Brandenburg will wieder „Chur- und Hauptstadt“ werden/ Der Titel wurde nie aberkannt  ■ Von Dorothee Stacke

Die Havelstadt Brandenburg will wieder Chur- und Hauptstadt werden. Der vom Kurfürsten Joachim II. (1505 bis 1571) verliehene Titel sei nie aberkannt worden. Durch einfache Willenserklärung könne Restitution erfolgen, sagt der Brandenburger Verwaltungsdezernent Andreas Wehnert. Entsprechende Verhandlungen liefen bereits mit dem Innenministerium des Landes in Potsdam. Hintergrund der Aktion: Stadtväter und Bürger haben Sorge, wieder einmal den Anschluß an wirtschaftliche und politische Entwicklungen zu verpassen.

Schon im späten Mittelalter mußten die Brandenburger Bürger nach Berlin reisen, um auf Befehl des Preußenkönigs das Stadtschloß aufzubauen. Eine Parallele zu DDR- Zeiten: Handwerker und Maurer wurden abgeordnet, um beim Aufbau der Hauptstadt Berlin und der Bezirksstadt Potsdam zu helfen. Leer dabei ging freilich die eigene Altstadt aus, obwohl Berlin sein Stadtrecht im Jahre 1237 eben von Brandenburg erhielt. Die Originalurkunde ist noch heute im Dommuseum zu sehen. Zehntausend Wohnungen in der historischen Innenstadt sind nicht mehr bewohnbar. Fast dreitausend Häuser — die Hälfte des Bestandes — sind vom Einsturz bedroht.

„Bis bald, altes Haus“ steht jetzt auf einigen Plakaten in der Innenstadt. Siebenhundert Bauten wurden bereits im letzten Jahr notdürftig gesichert. In zehn bis fünfzehn Jahren, hofft Wehnert, ist die Innenstadt saniert. Mit 25 Millionen Mark jährlich hilft dabei der Bund. Brandenburg ist neben Stralsund, Meißen, Weimar und Halberstadt eine der Pilotstädte für die exemplarische Innenstadt-Restaurierung in der Ex- DDR.

Vorerst jedoch kämpft die Stadt des Stahls um ein besseres Image. Schon immer, so könnte der Eindruck entstehen, haben die Herrscher in Berlin und Potsdam alles Unangenehme dorthin abgeschoben. Nachdem Berlin Ende des 14. Jahrhunderts Residenz geworden war, begann der Niedergang der einst reichen Handels- und Handwerkerstadt an der Havel. Die einstige Hauptstadt verlor im Dreißigjährigen Krieg durch Hunger und Pest ein Großteil der Bevölkerung. Der Rest verarmte, bis Brandenburg 1816 sogar die Stellung als kreisfreie Stadt verlor und in den Kreis Westhavelland eingegliedert wurde.

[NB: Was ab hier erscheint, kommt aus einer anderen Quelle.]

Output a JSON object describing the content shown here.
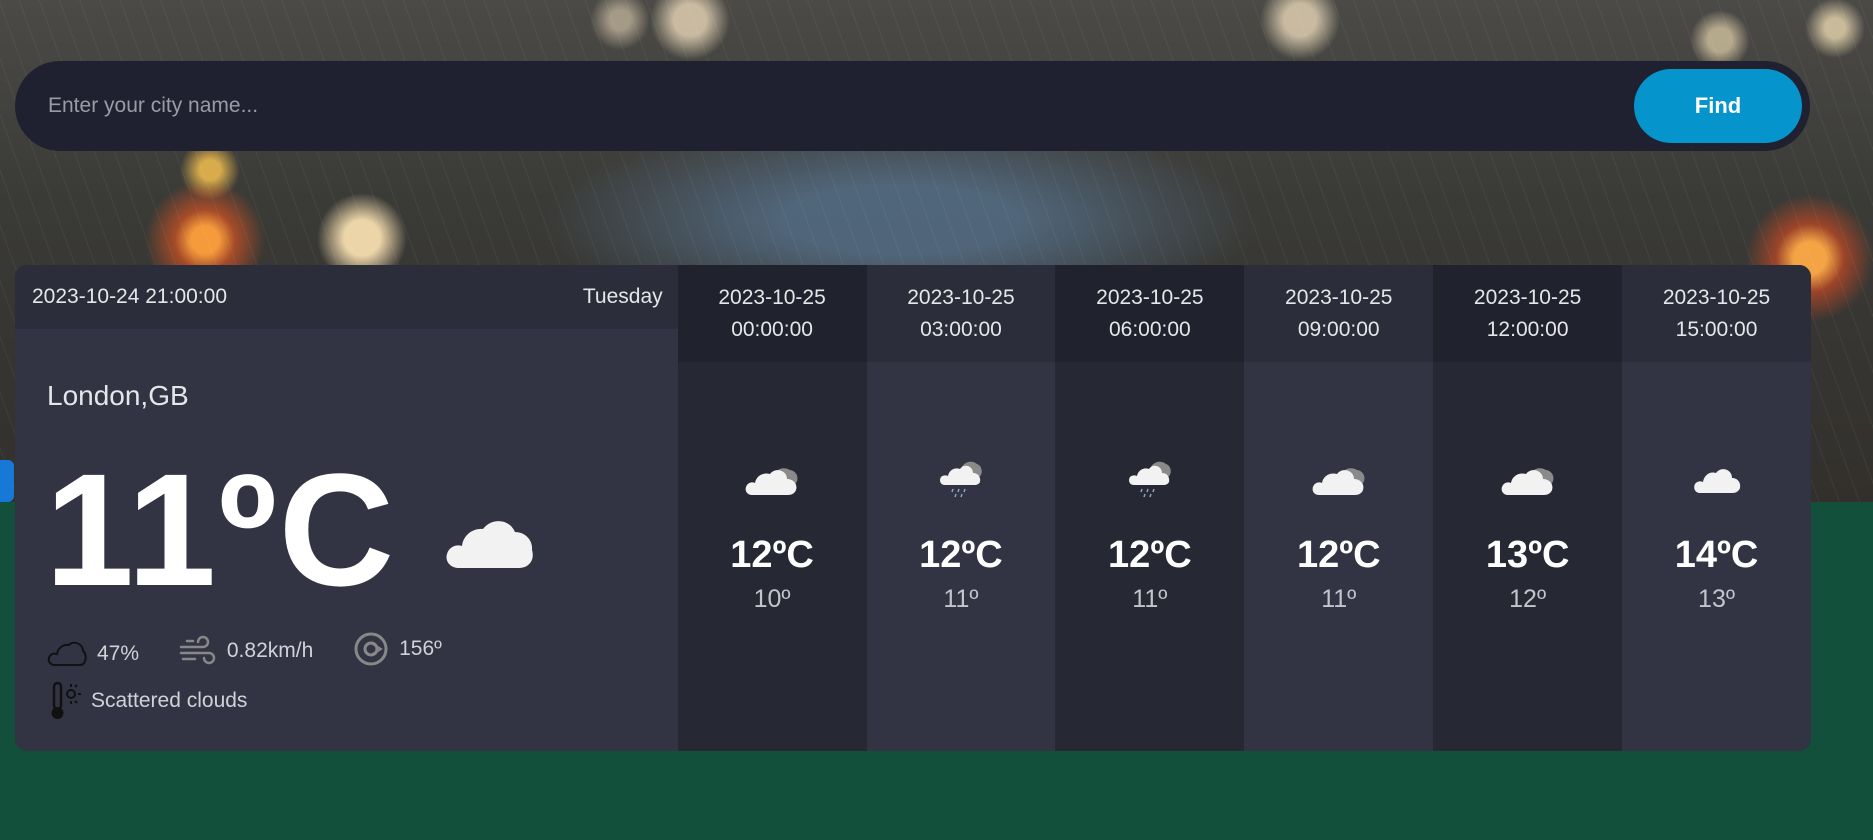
{
  "search": {
    "placeholder": "Enter your city name...",
    "button_label": "Find"
  },
  "current": {
    "datetime": "2023-10-24 21:00:00",
    "day": "Tuesday",
    "city": "London,GB",
    "temperature": "11ºC",
    "icon": "cloud-icon",
    "clouds": "47%",
    "wind": "0.82km/h",
    "direction": "156º",
    "description": "Scattered clouds"
  },
  "forecast": [
    {
      "date": "2023-10-25",
      "time": "00:00:00",
      "temp": "12ºC",
      "min": "10º",
      "icon": "cloud-sun-icon"
    },
    {
      "date": "2023-10-25",
      "time": "03:00:00",
      "temp": "12ºC",
      "min": "11º",
      "icon": "light-rain-icon"
    },
    {
      "date": "2023-10-25",
      "time": "06:00:00",
      "temp": "12ºC",
      "min": "11º",
      "icon": "light-rain-icon"
    },
    {
      "date": "2023-10-25",
      "time": "09:00:00",
      "temp": "12ºC",
      "min": "11º",
      "icon": "cloud-sun-icon"
    },
    {
      "date": "2023-10-25",
      "time": "12:00:00",
      "temp": "13ºC",
      "min": "12º",
      "icon": "cloud-sun-icon"
    },
    {
      "date": "2023-10-25",
      "time": "15:00:00",
      "temp": "14ºC",
      "min": "13º",
      "icon": "cloud-icon"
    }
  ],
  "colors": {
    "search_bg": "#1f2130",
    "find_button": "#0594cc",
    "card_bg": "#323443",
    "card_dark_column": "#262834",
    "page_green": "#12503b"
  }
}
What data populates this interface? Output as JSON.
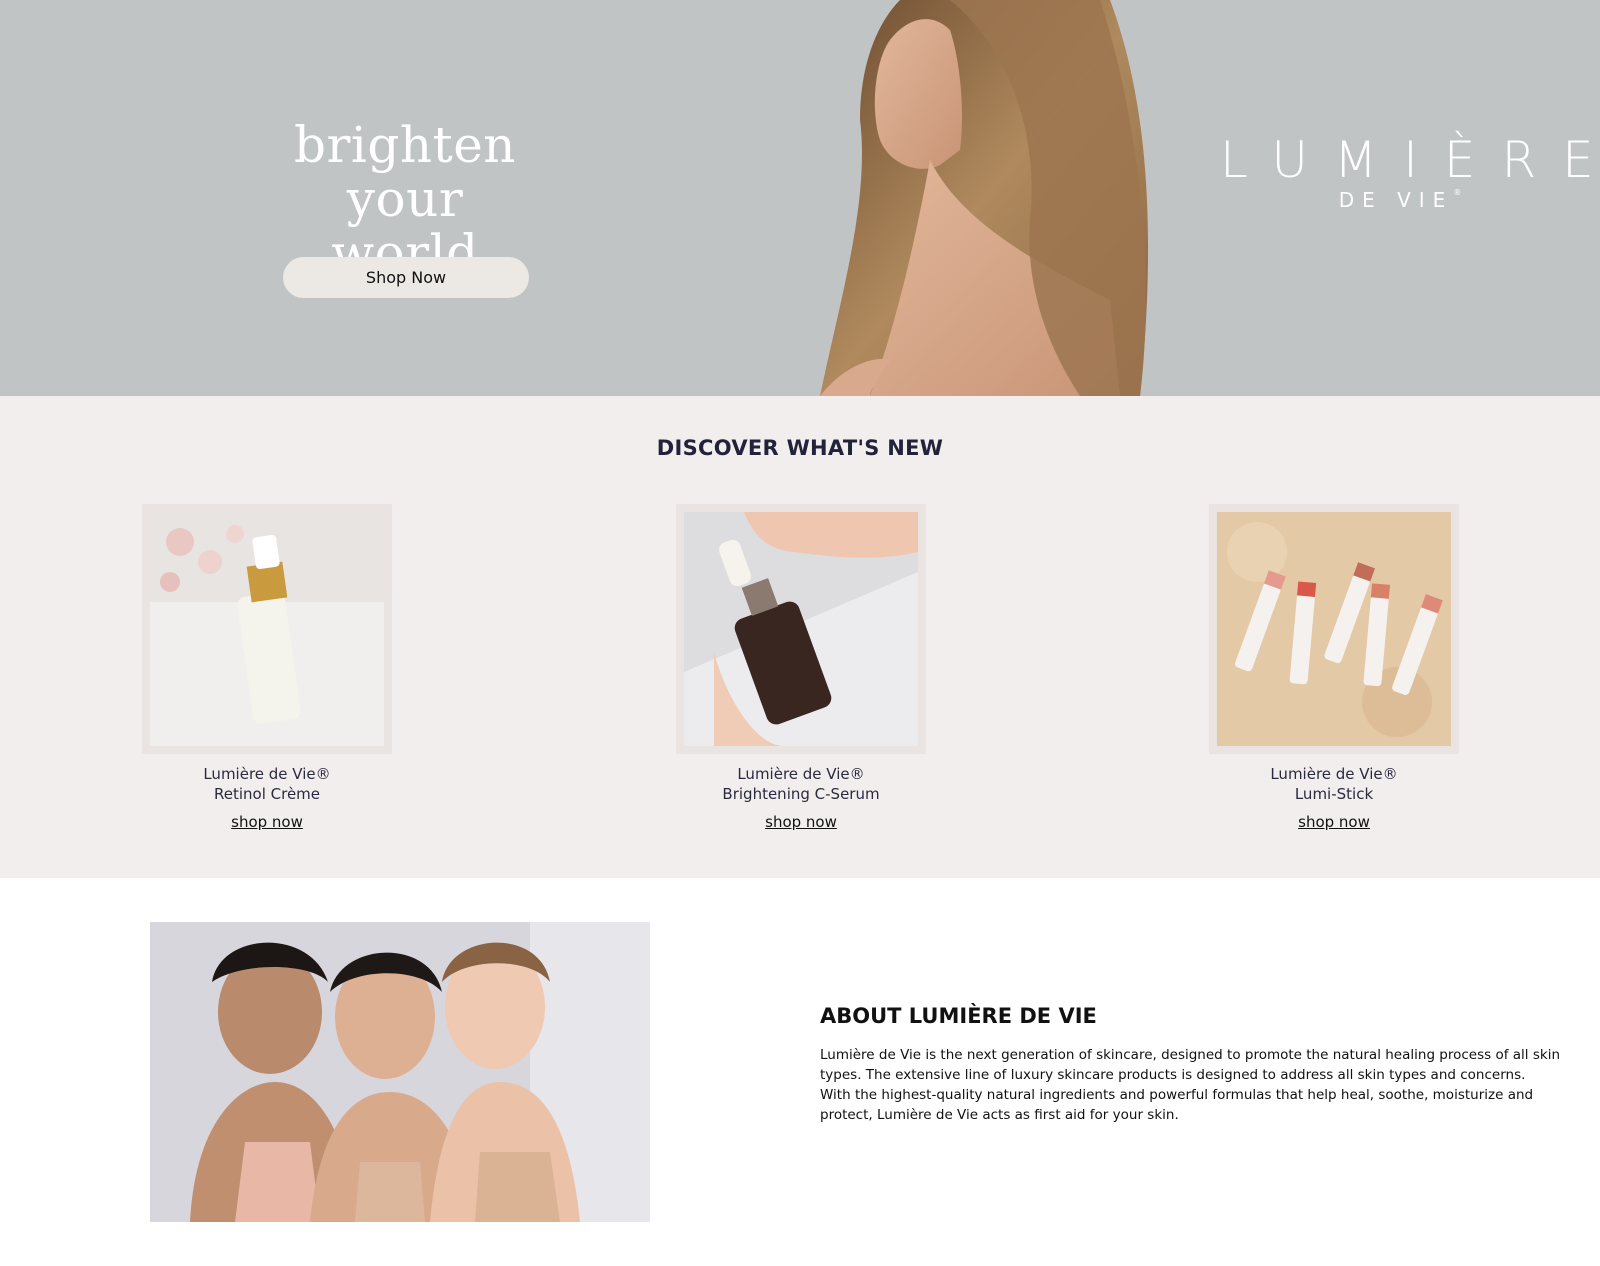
{
  "hero": {
    "headline_line1": "brighten",
    "headline_line2": "your world",
    "cta_label": "Shop Now",
    "brand_name": "LUMIÈRE",
    "brand_sub": "DE VIE",
    "brand_mark": "®"
  },
  "new_section": {
    "title": "DISCOVER WHAT'S NEW",
    "products": [
      {
        "brand": "Lumière de Vie®",
        "name": "Retinol Crème",
        "link": "shop now"
      },
      {
        "brand": "Lumière de Vie®",
        "name": "Brightening C-Serum",
        "link": "shop now"
      },
      {
        "brand": "Lumière de Vie®",
        "name": "Lumi-Stick",
        "link": "shop now"
      }
    ]
  },
  "about": {
    "title": "ABOUT LUMIÈRE DE VIE",
    "body": "Lumière de Vie is the next generation of skincare, designed to promote the natural healing process of all skin types. The extensive line of luxury skincare products is designed to address all skin types and concerns. With the highest-quality natural ingredients and powerful formulas that help heal, soothe, moisturize and protect, Lumière de Vie acts as first aid for your skin."
  },
  "colors": {
    "hero_bg": "#c1c4c4",
    "section_bg": "#f3eeee",
    "title_navy": "#22223a",
    "button_bg": "#ece8e4"
  }
}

Mit Beginn dieses Jahrhunderts durfte Brandenburg den Schrott von Berlin verarbeiten. Stolz war man schon in den dreißiger Jahren auf das Brandenburger „Sing-Sing“, das größte und modernste Zuchthaus Europas. Auf dem mehrere Hektar großen Gelände begann nach der Wende die Gefangenenrevolte, jetzt sitzen noch 500 von ehemals 2.600 Häftlingen ein.

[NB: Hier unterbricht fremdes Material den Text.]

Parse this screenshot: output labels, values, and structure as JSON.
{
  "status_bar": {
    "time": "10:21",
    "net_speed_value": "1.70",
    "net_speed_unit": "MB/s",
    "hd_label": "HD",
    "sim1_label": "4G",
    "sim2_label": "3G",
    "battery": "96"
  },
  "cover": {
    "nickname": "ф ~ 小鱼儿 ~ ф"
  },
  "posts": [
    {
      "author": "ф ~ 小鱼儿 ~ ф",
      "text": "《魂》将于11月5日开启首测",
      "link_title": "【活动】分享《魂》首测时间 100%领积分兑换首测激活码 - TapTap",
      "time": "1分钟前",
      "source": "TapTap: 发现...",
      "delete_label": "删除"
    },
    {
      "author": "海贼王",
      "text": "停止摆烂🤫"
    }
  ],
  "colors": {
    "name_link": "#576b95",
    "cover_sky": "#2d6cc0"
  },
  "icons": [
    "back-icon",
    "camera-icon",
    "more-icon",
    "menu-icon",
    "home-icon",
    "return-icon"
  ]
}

In den zwanziger Jahren hatte Brandenburg eine große Nervenheilanstalt bekommen, wodurch sie ein Jahrzehnt später traurige Berühmtheit erhielt: Zur Nazizeit wurden mitten in der Stadt im Rahmen des Euthanasie-Programms zehntausend Menschen vergast.

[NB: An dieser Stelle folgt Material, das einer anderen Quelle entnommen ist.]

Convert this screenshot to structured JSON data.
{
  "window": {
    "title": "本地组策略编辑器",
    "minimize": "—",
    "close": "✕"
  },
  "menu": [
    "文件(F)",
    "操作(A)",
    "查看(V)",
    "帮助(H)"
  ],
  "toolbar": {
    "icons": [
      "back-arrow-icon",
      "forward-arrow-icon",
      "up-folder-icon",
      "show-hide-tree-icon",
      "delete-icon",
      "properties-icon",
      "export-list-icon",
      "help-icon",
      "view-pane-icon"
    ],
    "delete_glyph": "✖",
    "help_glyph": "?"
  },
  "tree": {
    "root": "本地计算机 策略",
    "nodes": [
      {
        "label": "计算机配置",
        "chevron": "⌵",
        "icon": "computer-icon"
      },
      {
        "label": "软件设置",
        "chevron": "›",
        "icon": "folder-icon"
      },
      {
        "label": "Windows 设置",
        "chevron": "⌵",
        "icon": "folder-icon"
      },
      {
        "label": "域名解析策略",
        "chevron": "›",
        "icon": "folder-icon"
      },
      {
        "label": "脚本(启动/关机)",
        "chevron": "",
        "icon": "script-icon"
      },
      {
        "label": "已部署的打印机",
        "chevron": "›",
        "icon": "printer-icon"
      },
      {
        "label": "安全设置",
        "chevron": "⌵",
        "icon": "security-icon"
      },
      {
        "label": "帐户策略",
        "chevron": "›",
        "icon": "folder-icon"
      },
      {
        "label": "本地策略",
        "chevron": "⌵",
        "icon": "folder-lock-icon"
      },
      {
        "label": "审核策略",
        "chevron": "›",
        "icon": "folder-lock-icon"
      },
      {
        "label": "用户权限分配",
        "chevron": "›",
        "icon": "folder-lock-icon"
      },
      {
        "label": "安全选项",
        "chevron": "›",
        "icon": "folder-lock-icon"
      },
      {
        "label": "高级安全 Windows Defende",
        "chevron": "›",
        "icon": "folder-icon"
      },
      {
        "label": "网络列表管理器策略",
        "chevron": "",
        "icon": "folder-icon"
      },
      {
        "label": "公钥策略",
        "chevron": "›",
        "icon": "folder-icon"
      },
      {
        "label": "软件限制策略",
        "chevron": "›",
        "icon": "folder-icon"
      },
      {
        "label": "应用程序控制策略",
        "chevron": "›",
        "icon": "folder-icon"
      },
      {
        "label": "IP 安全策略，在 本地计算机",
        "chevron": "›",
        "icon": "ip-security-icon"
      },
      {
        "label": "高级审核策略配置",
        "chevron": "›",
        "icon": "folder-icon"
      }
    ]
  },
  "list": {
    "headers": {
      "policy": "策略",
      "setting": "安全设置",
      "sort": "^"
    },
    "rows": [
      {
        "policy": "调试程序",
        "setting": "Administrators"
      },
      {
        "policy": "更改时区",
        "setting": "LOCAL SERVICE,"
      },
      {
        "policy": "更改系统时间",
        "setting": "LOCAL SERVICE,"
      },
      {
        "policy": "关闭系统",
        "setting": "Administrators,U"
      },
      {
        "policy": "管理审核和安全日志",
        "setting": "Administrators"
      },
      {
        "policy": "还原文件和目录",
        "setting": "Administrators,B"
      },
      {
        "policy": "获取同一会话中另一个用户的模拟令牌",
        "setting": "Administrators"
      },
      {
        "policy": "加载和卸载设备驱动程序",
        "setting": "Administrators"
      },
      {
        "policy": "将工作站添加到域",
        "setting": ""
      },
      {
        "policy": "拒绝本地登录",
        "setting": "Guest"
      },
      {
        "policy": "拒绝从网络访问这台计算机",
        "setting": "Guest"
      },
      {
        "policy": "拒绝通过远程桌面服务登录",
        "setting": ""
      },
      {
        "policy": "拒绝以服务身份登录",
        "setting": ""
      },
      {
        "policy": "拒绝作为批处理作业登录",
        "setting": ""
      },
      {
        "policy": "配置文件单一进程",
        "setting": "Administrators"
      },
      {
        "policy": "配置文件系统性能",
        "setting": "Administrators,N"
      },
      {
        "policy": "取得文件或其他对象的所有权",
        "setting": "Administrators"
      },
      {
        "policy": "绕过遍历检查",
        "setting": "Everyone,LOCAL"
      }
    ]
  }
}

Gut hunderttausend Menschen wohnen in Brandenburg: Ein Drittel der 167 Quadratkilometer großen Stadt sind von Wald bedeckt, weitere 19 Prozent von Wasser. Drei historische Stadtkerne — die sogenannte Neustadt, Zentrum des Handels seit 1196, die Altstadt von 1170 und die Dominsel — sind zu besichtigen. Sie wurden erst 1715 auf allerhöchsten Befehl und widerstrebend vereint. Stolz sind die Brandenburger auf den achtzig Meter hohen Marienberg, ihre Fischer, die noch nach alter Tradition die Netze auslegen, und ihr traditionsreiches Ausflugsgebiet der zwanziger Jahre am Malge-Fluß. Frank Pape, neuer Chef des zuletzt von der sozialistischen Handelsorganisation (HO) heruntergewirtschafteten Betriebs, kann sich vor Gästen kaum retten. Mehrere tausend kommen an den Wochenenden in das frisch renovierte romantische Gartenlokal.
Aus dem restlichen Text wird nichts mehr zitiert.